The Texas Freedom Network will host Leonard Pitts, January 25 in Houston.
The best thing about the intersection of religion and politics is something we don’t see very often — people of faith demanding government live up to the moral imperatives of religion. This mandates mercy, concerns for the poor, a love of peace, and so on — qualities which you don’t see in many of our modern interpretations. If only people wanted to have a country that mirrored the best aspirations of these faiths. Instead, we seem to have people who see religion as a license to exclude or oppress.
“The best thing about the intersection of religion and politics is something we don’t see very often — people of faith demanding government live up to the moral imperatives of religion. This mandates mercy, concerns for the poor, a love of peace, and so on — qualities which you don’t see in many of our modern interpretations. If only people wanted to have a country that mirrored the best aspirations of these faiths. Instead, we seem to have people who see religion as a license to exclude or oppress.”

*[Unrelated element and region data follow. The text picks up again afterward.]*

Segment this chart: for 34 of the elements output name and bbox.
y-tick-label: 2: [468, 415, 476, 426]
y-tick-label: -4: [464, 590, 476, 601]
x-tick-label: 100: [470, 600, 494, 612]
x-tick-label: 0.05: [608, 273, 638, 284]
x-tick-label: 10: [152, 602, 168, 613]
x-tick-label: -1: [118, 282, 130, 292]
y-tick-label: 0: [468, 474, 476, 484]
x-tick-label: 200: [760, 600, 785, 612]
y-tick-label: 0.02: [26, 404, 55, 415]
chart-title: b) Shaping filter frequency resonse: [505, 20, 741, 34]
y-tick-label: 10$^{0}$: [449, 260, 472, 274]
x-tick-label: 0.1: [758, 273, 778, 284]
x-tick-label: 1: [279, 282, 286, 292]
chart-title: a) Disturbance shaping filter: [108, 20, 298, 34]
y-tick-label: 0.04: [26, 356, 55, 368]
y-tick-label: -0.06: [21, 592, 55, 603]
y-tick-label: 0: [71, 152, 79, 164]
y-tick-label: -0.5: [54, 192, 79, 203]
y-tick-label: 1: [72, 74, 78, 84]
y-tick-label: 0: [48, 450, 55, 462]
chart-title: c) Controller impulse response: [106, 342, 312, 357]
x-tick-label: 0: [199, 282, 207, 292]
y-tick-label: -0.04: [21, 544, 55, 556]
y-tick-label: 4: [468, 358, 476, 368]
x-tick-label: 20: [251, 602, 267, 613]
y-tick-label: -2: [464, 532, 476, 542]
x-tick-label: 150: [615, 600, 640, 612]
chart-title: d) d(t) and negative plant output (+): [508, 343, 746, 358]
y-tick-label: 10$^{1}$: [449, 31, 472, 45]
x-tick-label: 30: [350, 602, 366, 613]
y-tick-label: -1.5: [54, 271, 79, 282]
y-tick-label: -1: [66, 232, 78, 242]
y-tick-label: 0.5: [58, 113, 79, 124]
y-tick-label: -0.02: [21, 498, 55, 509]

Guilty. Just Like Jesus, I have concerns for the poor and all of the other “least of these.” I have plans to oppress the wallets of Christian fundamentalists and conservative evangelicals from sea to shining sea to make sure they own up to meeting their Christian responsibilities. It that pisses them off, then they should have thought about that first before getting their tickets punched to ride on the Jesus train. And as my old friend Johnny Young used to say, “…and I hope you don’t like it.”